« Ne fait pas celui qui parle, ne fait pas celui qui promet, ne fait pas celui qui gouverne dans des nuages roses. Fait celui qui paye, fait celui qui engage, fait celui qui exécute et les Portugais savent que c’est ce gouvernement qui agit et que ceux qui ont été là pendant huit ans, et d’ailleurs à d’autres reprises dans d’autres décennies, n’ont ni agi ni embauché ces ambulances », a déclaré António Leitão Amaro, lors de la conférence de presse du Conseil des ministres, à Lisbonne.
Le ministre de la Présidence répondait au secrétaire général du PS, José Luís Carneiro, qui a aujourd’hui défié le Premier ministre de clarifier s’il savait que le concours pour de nouvelles ambulances avait été décidé par un gouvernement socialiste ou s’il avait « manqué de vérité » au parlement, demandant des excuses.
António Leitão Amaro a rappelé que, sous le gouvernement socialiste, « 100 véhicules avaient été achetés pour un montant de 4,2 millions d’euros ».
« Les gouvernements du Parti Socialiste n’ont pas acheté, n’ont pas engagé, n’ont pas payé aucun de ces 275 véhicules, dont 163 sont des ambulances et 85 sont VMER [Véhicule Médical d’Urgence et de Réanimation]. Les paroles du Parti Socialiste ont été emportées par le vent et ne les ont conduites à rien d’autre que cela et les Portugais sont restés dans l’attente », a-t-il déclaré.
Pour Leitão Amaro, le secrétaire général du PS voulait, avec ses déclarations faites aujourd’hui, montrer qu’il était « content » du gouvernement dirigé par Luís Montenegro pour l’achat de ces véhicules d’urgence médicale.

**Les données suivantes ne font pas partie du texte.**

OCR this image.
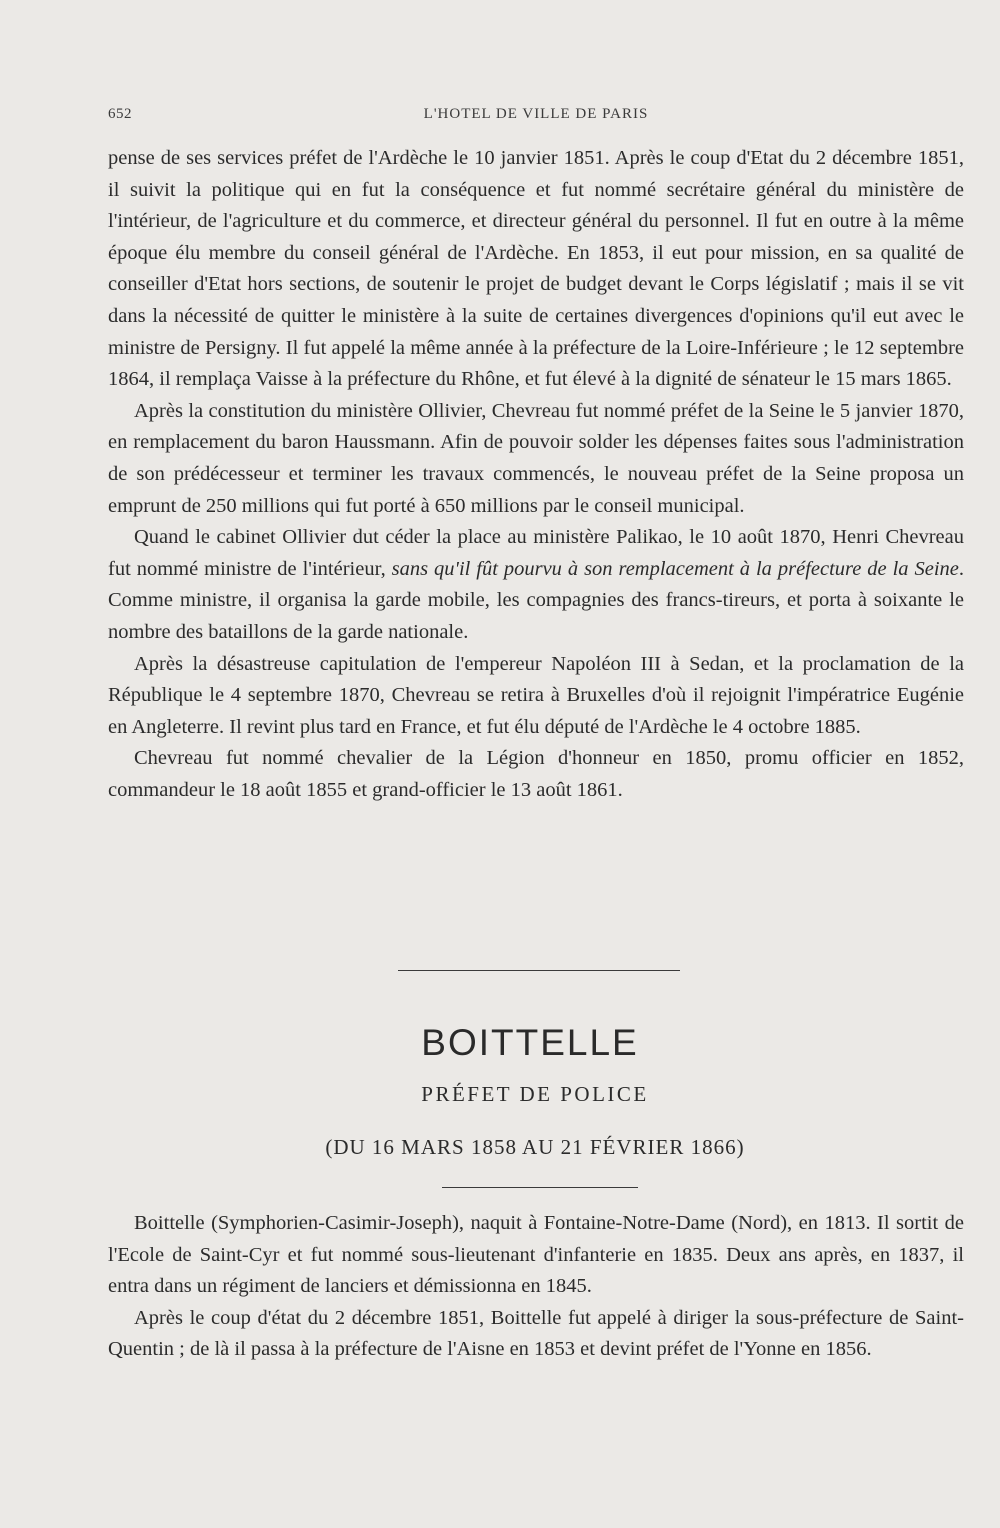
652	L'HOTEL DE VILLE DE PARIS

pense de ses services préfet de l'Ardèche le 10 janvier 1851. Après le coup d'Etat du 2 décembre 1851, il suivit la politique qui en fut la conséquence et fut nommé secrétaire général du ministère de l'intérieur, de l'agriculture et du commerce, et directeur général du personnel. Il fut en outre à la même époque élu membre du conseil général de l'Ardèche. En 1853, il eut pour mission, en sa qualité de conseiller d'Etat hors sections, de soutenir le projet de budget devant le Corps législatif ; mais il se vit dans la nécessité de quitter le ministère à la suite de certaines divergences d'opinions qu'il eut avec le ministre de Persigny. Il fut appelé la même année à la préfecture de la Loire-Inférieure ; le 12 septembre 1864, il remplaça Vaisse à la préfecture du Rhône, et fut élevé à la dignité de sénateur le 15 mars 1865.

Après la constitution du ministère Ollivier, Chevreau fut nommé préfet de la Seine le 5 janvier 1870, en remplacement du baron Haussmann. Afin de pouvoir solder les dépenses faites sous l'administration de son prédécesseur et terminer les travaux commencés, le nouveau préfet de la Seine proposa un emprunt de 250 millions qui fut porté à 650 millions par le conseil municipal.

Quand le cabinet Ollivier dut céder la place au ministère Palikao, le 10 août 1870, Henri Chevreau fut nommé ministre de l'intérieur, sans qu'il fût pourvu à son remplacement à la préfecture de la Seine. Comme ministre, il organisa la garde mobile, les compagnies des francs-tireurs, et porta à soixante le nombre des bataillons de la garde nationale.

Après la désastreuse capitulation de l'empereur Napoléon III à Sedan, et la proclamation de la République le 4 septembre 1870, Chevreau se retira à Bruxelles d'où il rejoignit l'impératrice Eugénie en Angleterre. Il revint plus tard en France, et fut élu député de l'Ardèche le 4 octobre 1885.

Chevreau fut nommé chevalier de la Légion d'honneur en 1850, promu officier en 1852, commandeur le 18 août 1855 et grand-officier le 13 août 1861.

BOITTELLE
PRÉFET DE POLICE
(DU 16 MARS 1858 AU 21 FÉVRIER 1866)

Boittelle (Symphorien-Casimir-Joseph), naquit à Fontaine-Notre-Dame (Nord), en 1813. Il sortit de l'Ecole de Saint-Cyr et fut nommé sous-lieutenant d'infanterie en 1835. Deux ans après, en 1837, il entra dans un régiment de lanciers et démissionna en 1845.

Après le coup d'état du 2 décembre 1851, Boittelle fut appelé à diriger la sous-préfecture de Saint-Quentin ; de là il passa à la préfecture de l'Aisne en 1853 et devint préfet de l'Yonne en 1856.
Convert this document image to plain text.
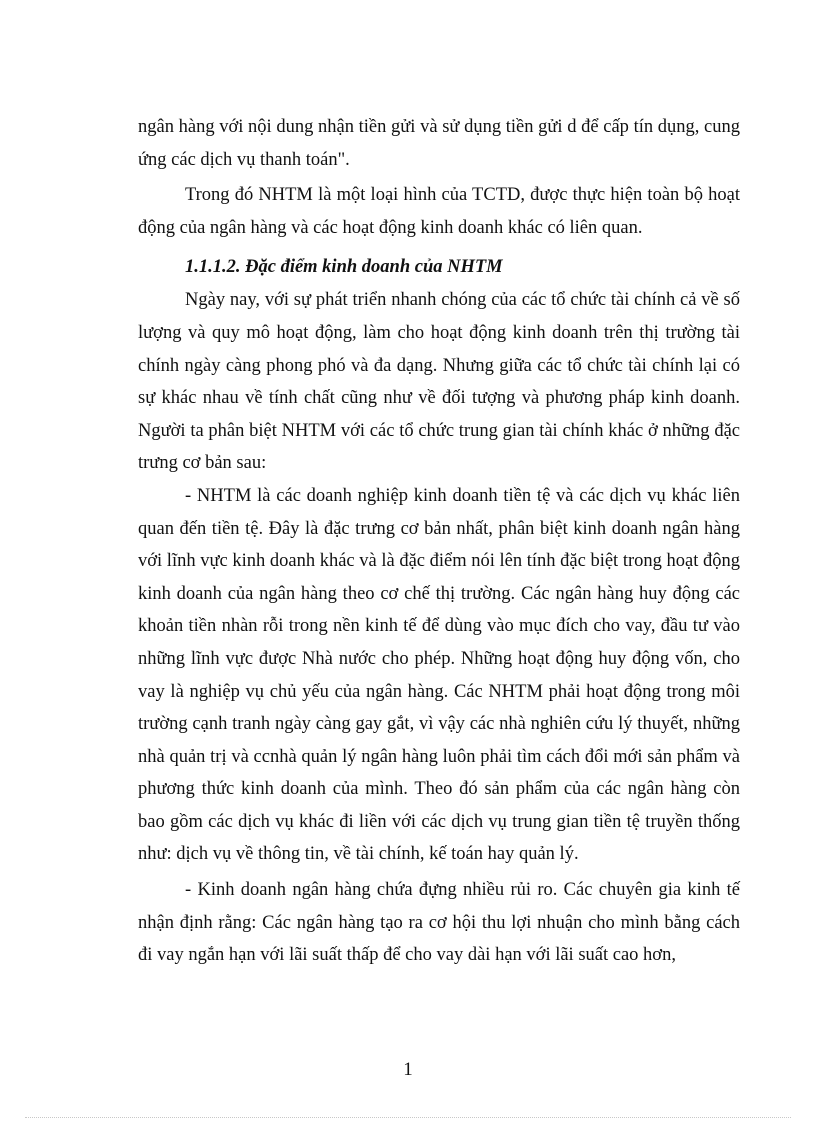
ngân hàng với nội dung nhận tiền gửi và sử dụng tiền gửi d để cấp tín dụng, cung ứng các dịch vụ thanh toán".

Trong đó NHTM là một loại hình của TCTD, được thực hiện toàn bộ hoạt động của ngân hàng và các hoạt động kinh doanh khác có liên quan.

1.1.1.2. Đặc điểm kinh doanh của NHTM

Ngày nay, với sự phát triển nhanh chóng của các tổ chức tài chính cả về số lượng và quy mô hoạt động, làm cho hoạt động kinh doanh trên thị trường tài chính ngày càng phong phó và đa dạng. Nhưng giữa các tổ chức tài chính lại có sự khác nhau về tính chất cũng như về đối tượng và phương pháp kinh doanh. Người ta phân biệt NHTM với các tổ chức trung gian tài chính khác ở những đặc trưng cơ bản sau:

- NHTM là các doanh nghiệp kinh doanh tiền tệ và các dịch vụ khác liên quan đến tiền tệ. Đây là đặc trưng cơ bản nhất, phân biệt kinh doanh ngân hàng với lĩnh vực kinh doanh khác và là đặc điểm nói lên tính đặc biệt trong hoạt động kinh doanh của ngân hàng theo cơ chế thị trường. Các ngân hàng huy động các khoản tiền nhàn rỗi trong nền kinh tế để dùng vào mục đích cho vay, đầu tư vào những lĩnh vực được Nhà nước cho phép. Những hoạt động huy động vốn, cho vay là nghiệp vụ chủ yếu của ngân hàng. Các NHTM phải hoạt động trong môi trường cạnh tranh ngày càng gay gắt, vì vậy các nhà nghiên cứu lý thuyết, những nhà quản trị và ccnhà quản lý ngân hàng luôn phải tìm cách đổi mới sản phẩm và phương thức kinh doanh của mình. Theo đó sản phẩm của các ngân hàng còn bao gồm các dịch vụ khác đi liền với các dịch vụ trung gian tiền tệ truyền thống như: dịch vụ về thông tin, về tài chính, kế toán hay quản lý.

- Kinh doanh ngân hàng chứa đựng nhiều rủi ro. Các chuyên gia kinh tế nhận định rằng: Các ngân hàng tạo ra cơ hội thu lợi nhuận cho mình bằng cách đi vay ngắn hạn với lãi suất thấp để cho vay dài hạn với lãi suất cao hơn,

1
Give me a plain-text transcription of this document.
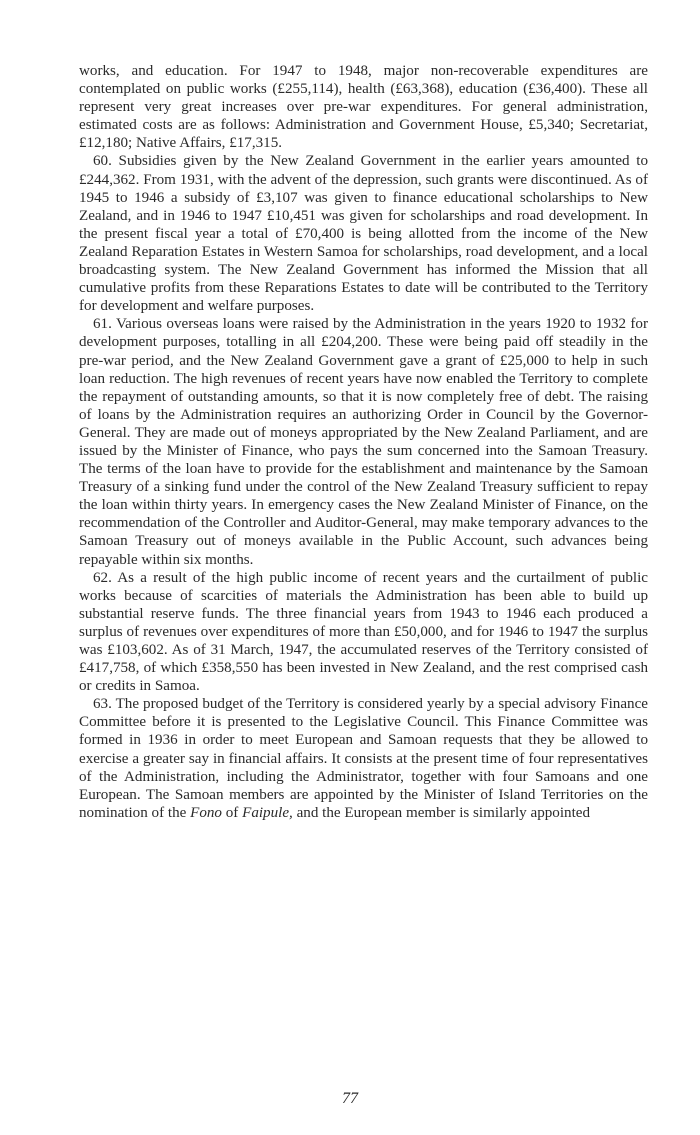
works, and education. For 1947 to 1948, major non-recoverable expenditures are contemplated on public works (£255,114), health (£63,368), education (£36,400). These all represent very great increases over pre-war expenditures. For general administration, estimated costs are as follows: Administration and Government House, £5,340; Secretariat, £12,180; Native Affairs, £17,315.

60. Subsidies given by the New Zealand Government in the earlier years amounted to £244,362. From 1931, with the advent of the depression, such grants were discontinued. As of 1945 to 1946 a subsidy of £3,107 was given to finance educational scholarships to New Zealand, and in 1946 to 1947 £10,451 was given for scholarships and road development. In the present fiscal year a total of £70,400 is being allotted from the income of the New Zealand Reparation Estates in Western Samoa for scholarships, road development, and a local broadcasting system. The New Zealand Government has informed the Mission that all cumulative profits from these Reparations Estates to date will be contributed to the Territory for development and welfare purposes.

61. Various overseas loans were raised by the Administration in the years 1920 to 1932 for development purposes, totalling in all £204,200. These were being paid off steadily in the pre-war period, and the New Zealand Government gave a grant of £25,000 to help in such loan reduction. The high revenues of recent years have now enabled the Territory to complete the repayment of outstanding amounts, so that it is now completely free of debt. The raising of loans by the Administration requires an authorizing Order in Council by the Governor-General. They are made out of moneys appropriated by the New Zealand Parliament, and are issued by the Minister of Finance, who pays the sum concerned into the Samoan Treasury. The terms of the loan have to provide for the establishment and maintenance by the Samoan Treasury of a sinking fund under the control of the New Zealand Treasury sufficient to repay the loan within thirty years. In emergency cases the New Zealand Minister of Finance, on the recommendation of the Controller and Auditor-General, may make temporary advances to the Samoan Treasury out of moneys available in the Public Account, such advances being repayable within six months.

62. As a result of the high public income of recent years and the curtailment of public works because of scarcities of materials the Administration has been able to build up substantial reserve funds. The three financial years from 1943 to 1946 each produced a surplus of revenues over expenditures of more than £50,000, and for 1946 to 1947 the surplus was £103,602. As of 31 March, 1947, the accumulated reserves of the Territory consisted of £417,758, of which £358,550 has been invested in New Zealand, and the rest comprised cash or credits in Samoa.

63. The proposed budget of the Territory is considered yearly by a special advisory Finance Committee before it is presented to the Legislative Council. This Finance Committee was formed in 1936 in order to meet European and Samoan requests that they be allowed to exercise a greater say in financial affairs. It consists at the present time of four representatives of the Administration, including the Administrator, together with four Samoans and one European. The Samoan members are appointed by the Minister of Island Territories on the nomination of the Fono of Faipule, and the European member is similarly appointed

77
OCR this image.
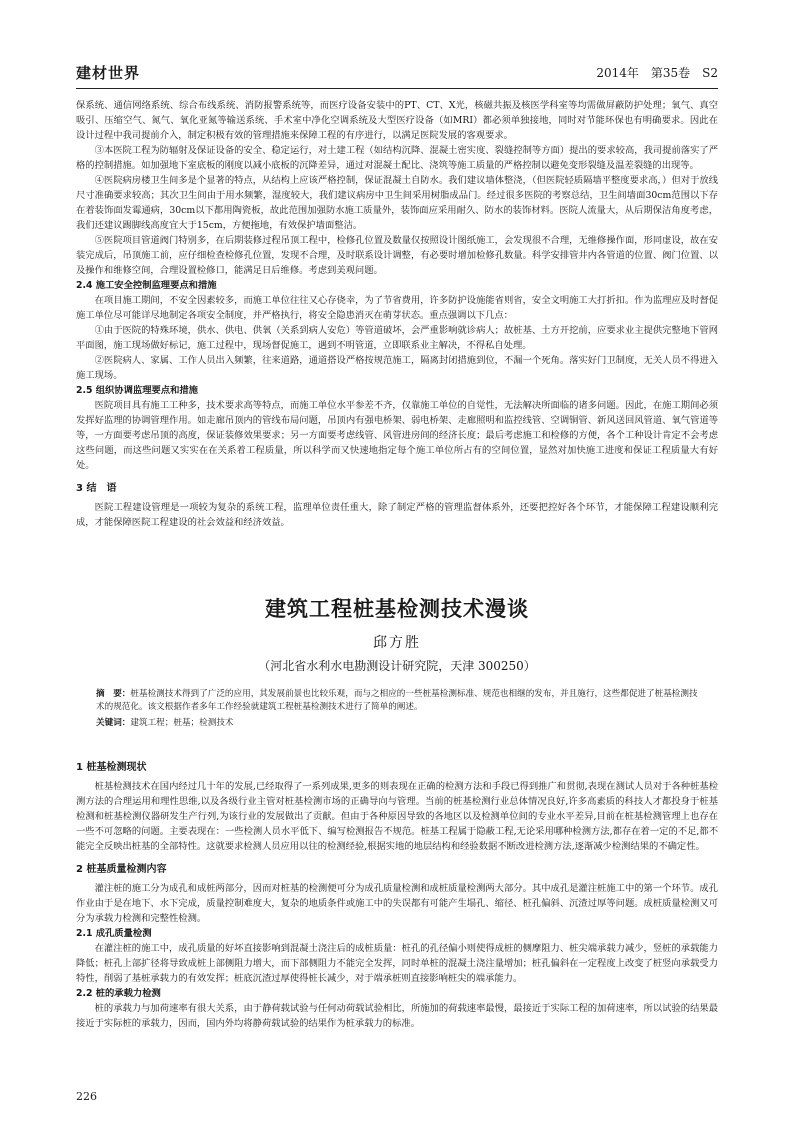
建材世界	2014年　第35卷　S2

保系统、通信网络系统、综合布线系统、消防报警系统等，而医疗设备安装中的PT、CT、X光，核磁共振及核医学科室等均需做屏蔽防护处理；氧气、真空吸引、压缩空气、氮气、氧化亚氮等输送系统、手术室中净化空调系统及大型医疗设备（如MRI）都必须单独接地，同时对节能环保也有明确要求。因此在设计过程中我司提前介入，制定积极有效的管理措施来保障工程的有序进行，以满足医院发展的客观要求。

③本医院工程为防辐射及保证设备的安全、稳定运行，对土建工程（如结构沉降、混凝土密实度、裂缝控制等方面）提出的要求较高，我司提前落实了严格的控制措施。如加强地下室底板的刚度以减小底板的沉降差异，通过对混凝土配比、浇筑等施工质量的严格控制以避免变形裂缝及温差裂缝的出现等。

④医院病房楼卫生间多是个显著的特点，从结构上应该严格控制，保证混凝土自防水。我们建议墙体整浇，（但医院轻质隔墙平整度要求高，）但对于放线尺寸准确要求较高；其次卫生间由于用水频繁，湿度较大，我们建议病房中卫生间采用树脂成品门。经过很多医院的考察总结，卫生间墙面30cm范围以下存在着装饰面发霉通病，30cm以下都用陶瓷板，故此范围加强防水施工质量外，装饰面应采用耐久、防水的装饰材料。医院人流量大，从后期保洁角度考虑，我们还建议踢脚线高度宜大于15cm，方便拖地，有效保护墙面整洁。

⑤医院项目管道阀门特别多，在后期装修过程吊顶工程中，检修孔位置及数量仅按照设计图纸施工，会发现很不合理，无维修操作面，形同虚设，故在安装完成后，吊顶施工前，应仔细检查检修孔位置，发现不合理，及时联系设计调整，有必要时增加检修孔数量。科学安排管井内各管道的位置、阀门位置、以及操作和维修空间，合理设置检修口，能满足日后维修。考虑到美观问题。

2.4 施工安全控制监理要点和措施

在项目施工期间，不安全因素较多，而施工单位往往又心存侥幸，为了节省费用，许多防护设施能省则省，安全文明施工大打折扣。作为监理应及时督促施工单位尽可能详尽地制定各项安全制度，并严格执行，将安全隐患消灭在萌芽状态。重点强调以下几点：

①由于医院的特殊环境，供水、供电、供氧（关系到病人安危）等管道破坏，会严重影响就诊病人；故桩基、土方开挖前，应要求业主提供完整地下管网平面图，施工现场做好标记，施工过程中，现场督促施工，遇到不明管道，立即联系业主解决，不得私自处理。

②医院病人、家属、工作人员出入频繁，往来道路，通道搭设严格按规范施工，隔离封闭措施到位，不漏一个死角。落实好门卫制度，无关人员不得进入施工现场。

2.5 组织协调监理要点和措施

医院项目具有施工工种多，技术要求高等特点，而施工单位水平参差不齐，仅靠施工单位的自觉性，无法解决所面临的诸多问题。因此，在施工期间必须发挥好监理的协调管理作用。如走廊吊顶内的管线布局问题，吊顶内有强电桥架、弱电桥架、走廊照明和监控线管、空调铜管、新风送回风管道、氧气管道等等，一方面要考虑吊顶的高度，保证装修效果要求；另一方面要考虑线管、风管进房间的经济长度；最后考虑施工和检修的方便，各个工种设计肯定不会考虑这些问题，而这些问题又实实在在关系着工程质量，所以科学而又快速地指定每个施工单位所占有的空间位置，显然对加快施工进度和保证工程质量大有好处。

3 结　语

医院工程建设管理是一项较为复杂的系统工程，监理单位责任重大，除了制定严格的管理监督体系外，还要把控好各个环节，才能保障工程建设顺利完成，才能保障医院工程建设的社会效益和经济效益。

建筑工程桩基检测技术漫谈
邱方胜
（河北省水利水电勘测设计研究院，天津 300250）
摘　要：桩基检测技术得到了广泛的应用，其发展前景也比较乐观，而与之相应的一些桩基检测标准、规范也相继的发布，并且施行，这些都促进了桩基检测技术的规范化。该文根据作者多年工作经验就建筑工程桩基检测技术进行了简单的阐述。
关键词：建筑工程；桩基；检测技术
1 桩基检测现状

桩基检测技术在国内经过几十年的发展,已经取得了一系列成果,更多的则表现在正确的检测方法和手段已得到推广和贯彻,表现在测试人员对于各种桩基检测方法的合理运用和理性思维,以及各级行业主管对桩基检测市场的正确导向与管理。当前的桩基检测行业总体情况良好,许多高素质的科技人才都投身于桩基检测和桩基检测仪器研发生产行列,为该行业的发展做出了贡献。但由于各种原因导致的各地区以及检测单位间的专业水平差异,目前在桩基检测管理上也存在一些不可忽略的问题。主要表现在：一些检测人员水平低下、编写检测报告不规范。桩基工程属于隐蔽工程,无论采用哪种检测方法,都存在着一定的不足,都不能完全反映出桩基的全部特性。这就要求检测人员应用以往的检测经验,根据实地的地层结构和经验数据不断改进检测方法,逐渐减少检测结果的不确定性。

2 桩基质量检测内容

灌注桩的施工分为成孔和成桩两部分，因而对桩基的检测便可分为成孔质量检测和成桩质量检测两大部分。其中成孔是灌注桩施工中的第一个环节。成孔作业由于是在地下、水下完成，质量控制难度大，复杂的地质条件或施工中的失误都有可能产生塌孔、缩径、桩孔偏斜、沉渣过厚等问题。成桩质量检测又可分为承载力检测和完整性检测。

2.1 成孔质量检测

在灌注桩的施工中，成孔质量的好坏直接影响到混凝土浇注后的成桩质量：桩孔的孔径偏小则使得成桩的侧摩阻力、桩尖端承载力减少，竖桩的承载能力降低；桩孔上部扩径将导致成桩上部侧阻力增大，而下部侧阻力不能完全发挥，同时单桩的混凝土浇注量增加；桩孔偏斜在一定程度上改变了桩竖向承载受力特性，削弱了基桩承载力的有效发挥；桩底沉渣过厚使得桩长减少，对于端承桩则直接影响桩尖的端承能力。

2.2 桩的承载力检测

桩的承载力与加荷速率有很大关系，由于静荷载试验与任何动荷载试验相比，所施加的荷载速率最慢，最接近于实际工程的加荷速率，所以试验的结果最接近于实际桩的承载力，因而，国内外均将静荷载试验的结果作为桩承载力的标准。

226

« La façon la plus constructive de comprendre cela est que, peut-être sans le vouloir et d’une manière pas forcément idéale, ce qu’il voulait était féliciter Luís Montenegro, la ministre de la Santé, ce gouvernement pour faire ce qu’il fallait faire », a-t-il souligné.
Le Premier ministre a annoncé lors du débat bimensuel au parlement jeudi que le gouvernement PSD/CDS-PP avait approuvé la veille « l’acquisition de 275 nouveaux véhicules pour l’INEM pour un investissement de 16,8 millions d’euros », ajoutant qu’il s’agissait du « plus grand investissement de ce type de la dernière décennie ».
Après avoir défié Montenegro de dire s’il savait que les nouvelles ambulances avaient été décidées par le gouvernement PS, le leader socialiste a soutenu que mentir au parlement « aux États-Unis d’Amérique mènerait à une destitution du Président » et que cela « est inacceptable dans une démocratie qualifiée ».
Au cours de cette semaine, au moins trois personnes sont mortes après avoir appelé l’INEM pour demander de l’aide et que les moyens n’aient pas atteint à temps. L’INEM, qui a ouvert un audit sur l’un des cas, a rejeté les responsabilités et a incriminé le manque de moyens et la rétention de brancards dans les hôpitaux.